Pepsi (PEP) also apologized to Jenner herself for putting her “in this position.”
— Pepsi™ (@pepsi) April 5, 2017
The ad, in which Jenner participates in a photo shoot before joining a group of protesters and offering a Pepsi to a stoic police officer, was accused of appropriating the Black Lives Matter movement and using social justice to sell soda.
Bernice King, a daughter of Martin Luther King Jr., was among those who commented on the tone-deaf nature of the ad.
— Be A King (@BerniceKing) April 5, 2017
“If only Daddy would have known about the power of #Pepsi,” she tweeted, with a black-and-white photo of her father being confronted by a highway patrol officer.
In a response on Twitter, Pepsi said the company believes in King’s legacy and meant no disrespect.

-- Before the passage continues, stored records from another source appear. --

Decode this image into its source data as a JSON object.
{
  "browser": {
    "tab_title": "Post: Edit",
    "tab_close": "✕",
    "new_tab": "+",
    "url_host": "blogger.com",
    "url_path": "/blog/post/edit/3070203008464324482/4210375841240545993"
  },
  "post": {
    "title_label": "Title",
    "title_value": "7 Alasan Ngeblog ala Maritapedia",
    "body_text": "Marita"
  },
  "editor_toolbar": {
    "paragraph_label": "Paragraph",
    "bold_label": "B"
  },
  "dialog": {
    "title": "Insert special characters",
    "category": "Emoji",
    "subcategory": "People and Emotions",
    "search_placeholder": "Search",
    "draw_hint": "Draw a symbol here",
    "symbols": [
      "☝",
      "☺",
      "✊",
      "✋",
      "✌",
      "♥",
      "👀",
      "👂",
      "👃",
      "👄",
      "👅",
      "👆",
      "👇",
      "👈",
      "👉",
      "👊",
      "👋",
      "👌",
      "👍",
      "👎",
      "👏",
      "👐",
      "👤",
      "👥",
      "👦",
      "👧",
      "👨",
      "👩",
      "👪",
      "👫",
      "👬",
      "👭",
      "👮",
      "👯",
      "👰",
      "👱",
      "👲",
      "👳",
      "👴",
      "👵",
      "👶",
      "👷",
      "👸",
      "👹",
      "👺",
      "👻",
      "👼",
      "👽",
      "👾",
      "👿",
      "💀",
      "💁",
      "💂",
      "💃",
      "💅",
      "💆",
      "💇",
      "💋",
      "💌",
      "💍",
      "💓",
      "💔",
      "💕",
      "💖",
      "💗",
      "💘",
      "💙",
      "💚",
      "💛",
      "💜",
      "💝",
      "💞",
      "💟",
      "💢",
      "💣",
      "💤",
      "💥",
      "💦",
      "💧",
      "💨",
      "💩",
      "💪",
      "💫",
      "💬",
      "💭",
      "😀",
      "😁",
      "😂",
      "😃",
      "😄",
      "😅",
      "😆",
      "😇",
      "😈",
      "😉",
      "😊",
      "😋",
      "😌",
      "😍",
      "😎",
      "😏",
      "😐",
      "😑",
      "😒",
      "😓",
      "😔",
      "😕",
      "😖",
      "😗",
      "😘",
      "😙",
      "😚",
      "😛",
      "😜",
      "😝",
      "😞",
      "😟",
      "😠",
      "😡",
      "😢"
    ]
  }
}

Activist DeRay Mckesson tweeted sarcastically about the ad: “If I had carried Pepsi I guess I never would’ve gotten arrested. Who knew?”
If I had carried Pepsi I guess I never would’ve gotten arrested. Who knew?
— deray mckesson (@deray) April 5, 2017
Comedian Jim Gaffigan also mocked the ad in a tweet.
“‘But you said you wanted social media to talk about Pepsi.’ – Advertising guy to Pepsi executive before agency is fired,” Gaffigan tweeted.